Open Haydenfiege opened 3 years ago
Just a quick note in case you didn't see this in my earlier code, the two lines below should read the data into pandas directly without the need to go through a csv save/read(unless there's reasons for needing to save csv for other uses), currently I put it into a loop to download weather data over a range of dates: csv_dl = requests.get(csv_url).content df = pd.read_csv(StringIO(csv_dl.decode("utf8")))
I've also made some basic etl cleaning procedures in my weather scrape function, under the "weather_proc" function where I used interpolation to fill in missing values that have a column name containing some reference of temperature (assuming temperature can be reasonably interpolated when not available, any columns with a "date" reference in the name are converted to datetime, and any other column that has missing value gets filled with a zero.

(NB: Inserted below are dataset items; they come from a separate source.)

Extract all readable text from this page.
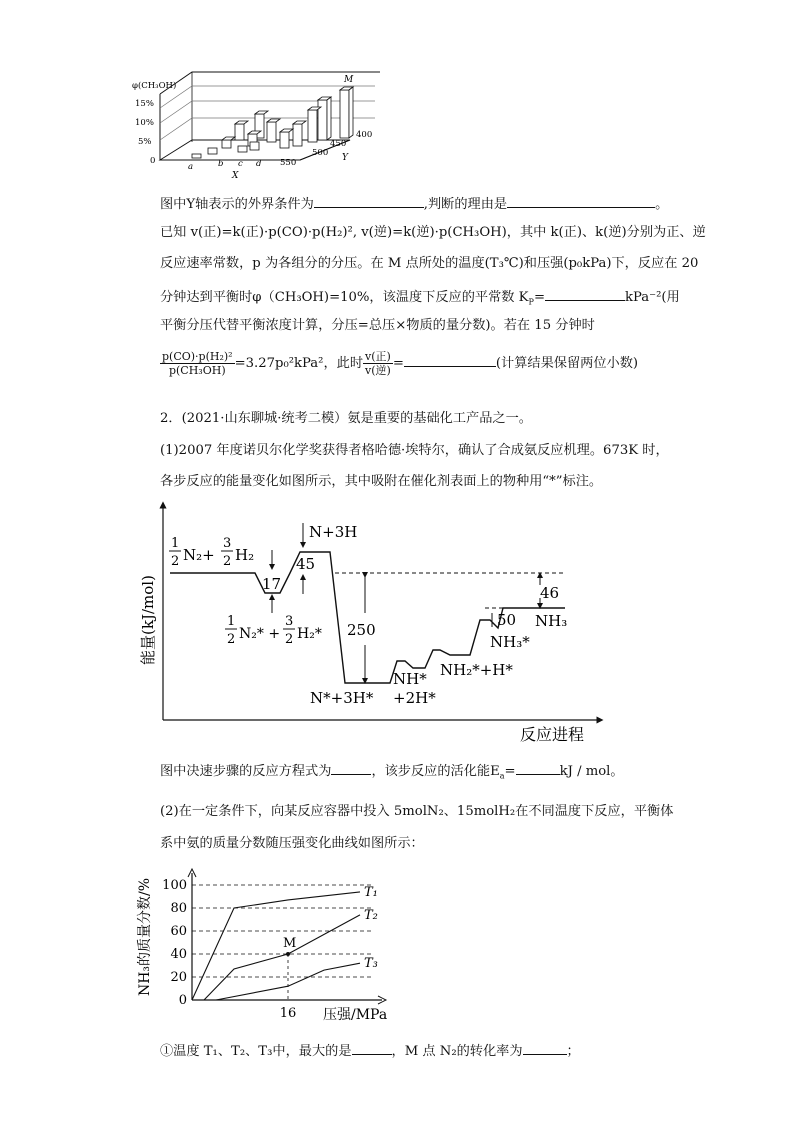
φ(CH₃OH)
15%
10%
5%
0
a	b c d
X
550
500
450
400
Y
M
图中Y轴表示的外界条件为	,判断的理由是	。
已知 v(正)=k(正)·p(CO)·p(H₂)², v(逆)=k(逆)·p(CH₃OH)，其中 k(正)、k(逆)分别为正、逆
反应速率常数，p 为各组分的分压。在 M 点所处的温度(T₃℃)和压强(p₀kPa)下，反应在 20
分钟达到平衡时φ（CH₃OH)=10%，该温度下反应的平常数 $K_P=$	kPa⁻²(用
平衡分压代替平衡浓度计算，分压=总压×物质的量分数)。若在 15 分钟时
$\frac{\text{p(CO)·p(H₂)²}}{\text{p(CH₃OH)}} =3.27p_0^2kPa^2$，此时 $\frac{\text{v(正)}}{\text{v(逆)}}$ =	(计算结果保留两位小数)
2．(2021·山东聊城·统考二模）氨是重要的基础化工产品之一。
(1)2007 年度诺贝尔化学奖获得者格哈德·埃特尔，确认了合成氨反应机理。673K 时，
各步反应的能量变化如图所示，其中吸附在催化剂表面上的物种用“*”标注。
能量(kJ/mol)
反应进程
1
2 N₂+
3
2 H₂
1
2 N₂* +
3
2 H₂*
17
45
N+3H
250
46
50 NH₃
N*+3H*
NH*
+2H*
NH₂*+H*
NH₃*
图中决速步骤的反应方程式为	，该步反应的活化能$E_a=$	kJ / mol。
(2)在一定条件下，向某反应容器中投入 5molN₂、15molH₂在不同温度下反应，平衡体
系中氨的质量分数随压强变化曲线如图所示：
NH₃的质量分数/%
压强/MPa
0
20
40
60
80
100
16
M
T₁
T₂
T₃
①温度 T₁、T₂、T₃中，最大的是	，M 点 N₂的转化率为	；
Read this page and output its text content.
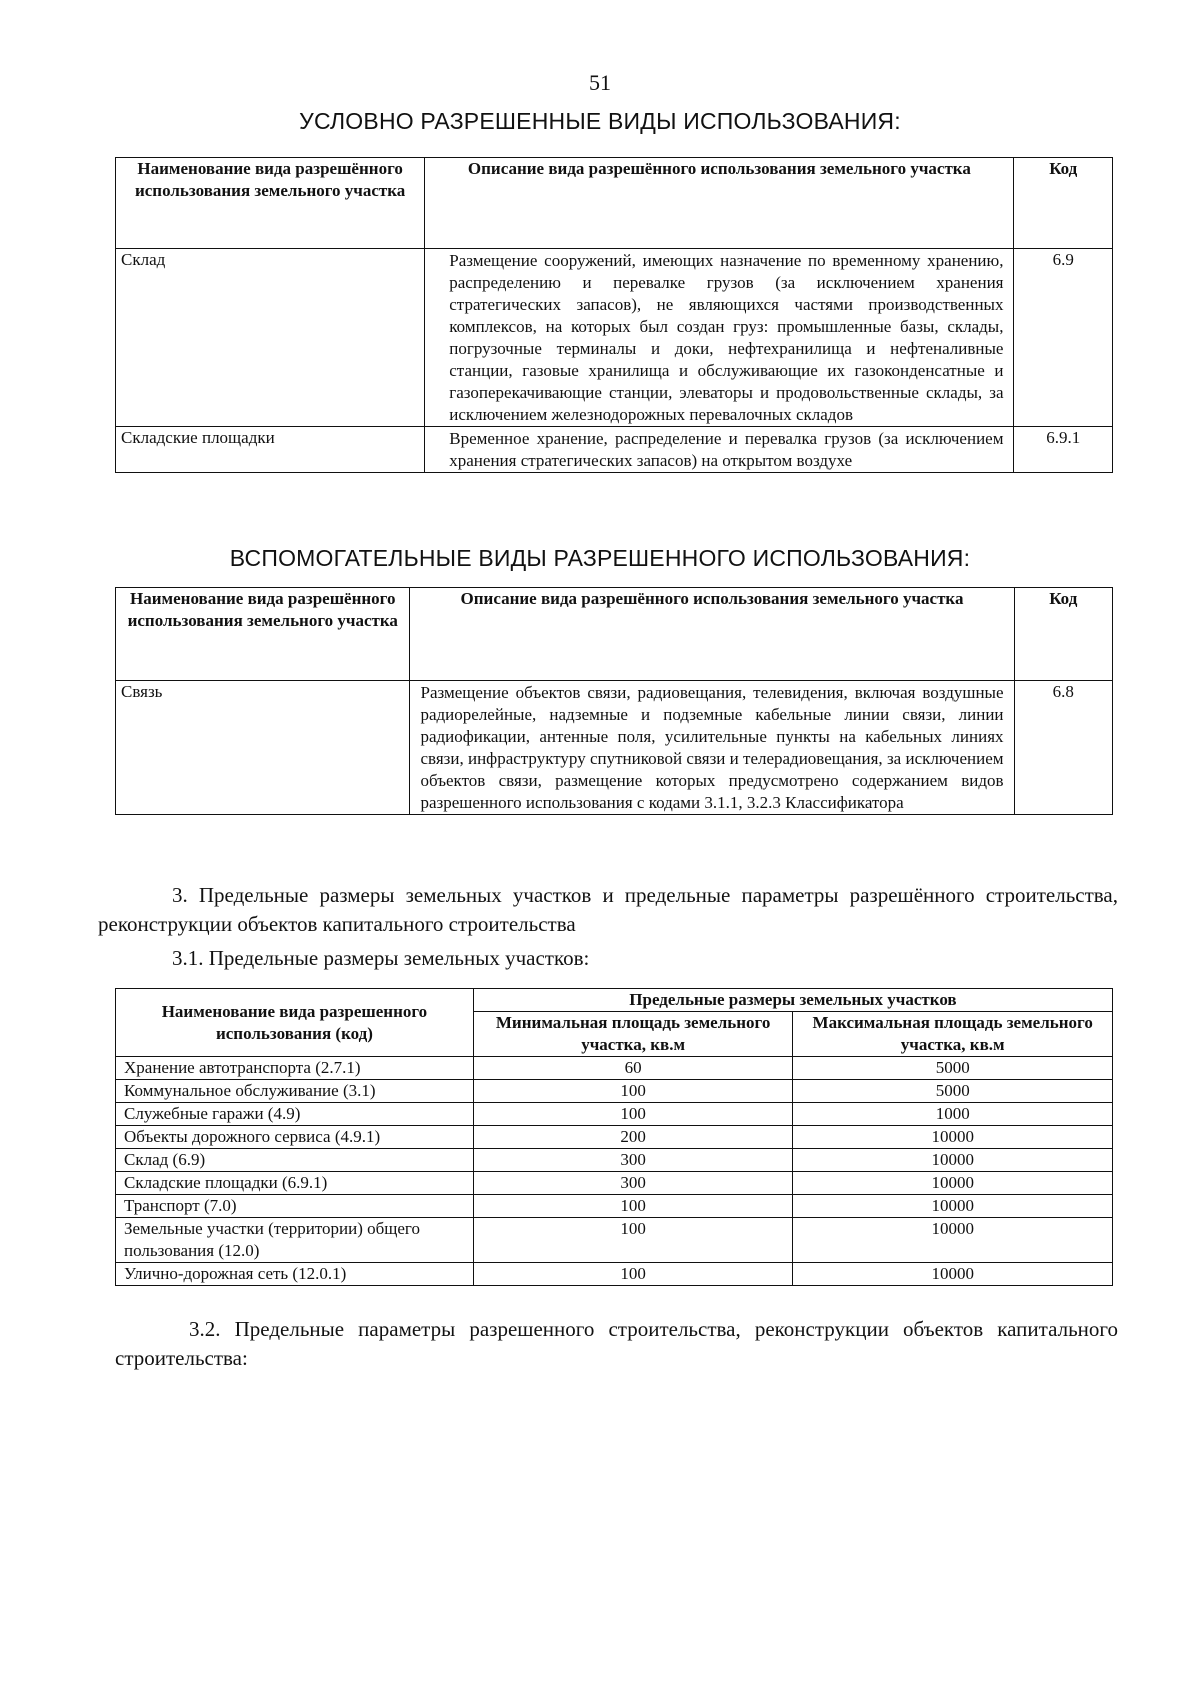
51
УСЛОВНО РАЗРЕШЕННЫЕ ВИДЫ ИСПОЛЬЗОВАНИЯ:
Наименование вида разрешённого использования земельного участка	Описание вида разрешённого использования земельного участка	Код
Склад	Размещение сооружений, имеющих назначение по временному хранению, распределению и перевалке грузов (за исключением хранения стратегических запасов), не являющихся частями производственных комплексов, на которых был создан груз: промышленные базы, склады, погрузочные терминалы и доки, нефтехранилища и нефтеналивные станции, газовые хранилища и обслуживающие их газоконденсатные и газоперекачивающие станции, элеваторы и продовольственные склады, за исключением железнодорожных перевалочных складов	6.9
Складские площадки	Временное хранение, распределение и перевалка грузов (за исключением хранения стратегических запасов) на открытом воздухе	6.9.1
ВСПОМОГАТЕЛЬНЫЕ ВИДЫ РАЗРЕШЕННОГО ИСПОЛЬЗОВАНИЯ:
Наименование вида разрешённого использования земельного участка	Описание вида разрешённого использования земельного участка	Код
Связь	Размещение объектов связи, радиовещания, телевидения, включая воздушные радиорелейные, надземные и подземные кабельные линии связи, линии радиофикации, антенные поля, усилительные пункты на кабельных линиях связи, инфраструктуру спутниковой связи и телерадиовещания, за исключением объектов связи, размещение которых предусмотрено содержанием видов разрешенного использования с кодами 3.1.1, 3.2.3 Классификатора	6.8
3. Предельные размеры земельных участков и предельные параметры разрешённого строительства, реконструкции объектов капитального строительства
3.1. Предельные размеры земельных участков:
Наименование вида разрешенного использования (код)	Предельные размеры земельных участков	
	Минимальная площадь земельного участка, кв.м	Максимальная площадь земельного участка, кв.м
Хранение автотранспорта (2.7.1)	60	5000
Коммунальное обслуживание (3.1)	100	5000
Служебные гаражи (4.9)	100	1000
Объекты дорожного сервиса (4.9.1)	200	10000
Склад (6.9)	300	10000
Складские площадки (6.9.1)	300	10000
Транспорт (7.0)	100	10000
Земельные участки (территории) общего пользования (12.0)	100	10000
Улично-дорожная сеть (12.0.1)	100	10000
3.2. Предельные параметры разрешенного строительства, реконструкции объектов капитального строительства:
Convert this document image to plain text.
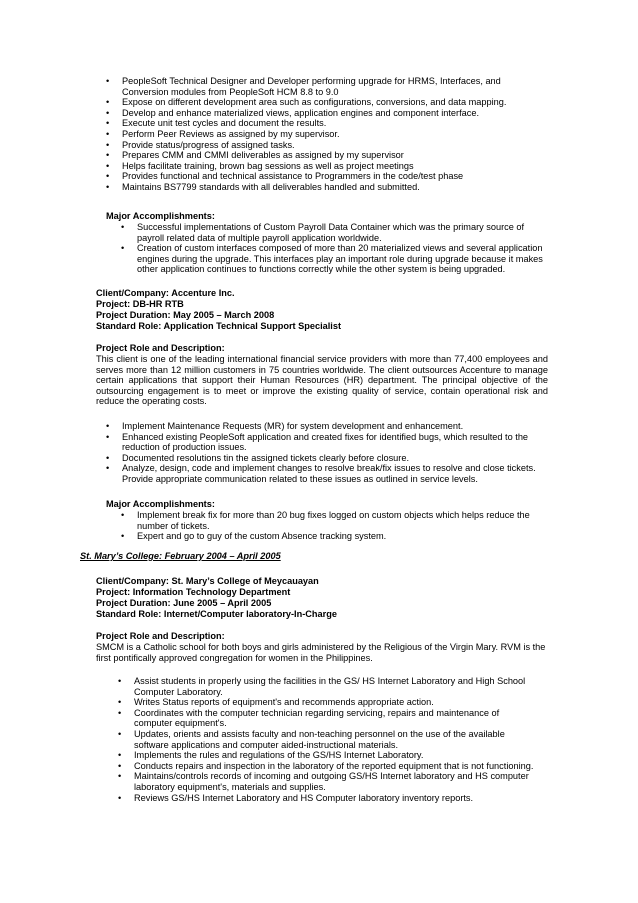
• PeopleSoft Technical Designer and Developer performing upgrade for HRMS, Interfaces, and Conversion modules from PeopleSoft HCM 8.8 to 9.0
• Expose on different development area such as configurations, conversions, and data mapping.
• Develop and enhance materialized views, application engines and component interface.
• Execute unit test cycles and document the results.
• Perform Peer Reviews as assigned by my supervisor.
• Provide status/progress of assigned tasks.
• Prepares CMM and CMMI deliverables as assigned by my supervisor
• Helps facilitate training, brown bag sessions as well as project meetings
• Provides functional and technical assistance to Programmers in the code/test phase
• Maintains BS7799 standards with all deliverables handled and submitted.
Major Accomplishments:
• Successful implementations of Custom Payroll Data Container which was the primary source of payroll related data of multiple payroll application worldwide.
• Creation of custom interfaces composed of more than 20 materialized views and several application engines during the upgrade. This interfaces play an important role during upgrade because it makes other application continues to functions correctly while the other system is being upgraded.
Client/Company: Accenture Inc.
Project: DB-HR RTB
Project Duration: May 2005 – March 2008
Standard Role: Application Technical Support Specialist
Project Role and Description:
This client is one of the leading international financial service providers with more than 77,400 employees and serves more than 12 million customers in 75 countries worldwide. The client outsources Accenture to manage certain applications that support their Human Resources (HR) department. The principal objective of the outsourcing engagement is to meet or improve the existing quality of service, contain operational risk and reduce the operating costs.
• Implement Maintenance Requests (MR) for system development and enhancement.
• Enhanced existing PeopleSoft application and created fixes for identified bugs, which resulted to the reduction of production issues.
• Documented resolutions tin the assigned tickets clearly before closure.
• Analyze, design, code and implement changes to resolve break/fix issues to resolve and close tickets. Provide appropriate communication related to these issues as outlined in service levels.
Major Accomplishments:
• Implement break fix for more than 20 bug fixes logged on custom objects which helps reduce the number of tickets.
• Expert and go to guy of the custom Absence tracking system.
St. Mary’s College: February 2004 – April 2005
Client/Company: St. Mary’s College of Meycauayan
Project: Information Technology Department
Project Duration: June 2005 – April 2005
Standard Role: Internet/Computer laboratory-In-Charge
Project Role and Description:
SMCM is a Catholic school for both boys and girls administered by the Religious of the Virgin Mary. RVM is the first pontifically approved congregation for women in the Philippines.
• Assist students in properly using the facilities in the GS/ HS Internet Laboratory and High School Computer Laboratory.
• Writes Status reports of equipment's and recommends appropriate action.
• Coordinates with the computer technician regarding servicing, repairs and maintenance of computer equipment's.
• Updates, orients and assists faculty and non-teaching personnel on the use of the available software applications and computer aided-instructional materials.
• Implements the rules and regulations of the GS/HS Internet Laboratory.
• Conducts repairs and inspection in the laboratory of the reported equipment that is not functioning.
• Maintains/controls records of incoming and outgoing GS/HS Internet laboratory and HS computer laboratory equipment's, materials and supplies.
• Reviews GS/HS Internet Laboratory and HS Computer laboratory inventory reports.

For a full stack experience, we can take a bit of the standard approach to save raw CSVs into S3 storage, curated data into SQL database and use a query/view from there to feed input to our actual modelling workflow.
If we ended up doing some feature engineering or encoding on the data for modelling purposes after our eda, we can decide on whether these transformation happen during the etl or as part of the modelling process later.
Right now we are pulling weather data from the government of Canada, and some numerical columns have letters in them that refer to comments provided on the website's legend. These comments relate to things like missing data, trace amounts of precipitation, estimated temperatures, precipitation occurred, amount uncertain etc. We should be safe to remove these data points from our data set as part of the cleaning processs.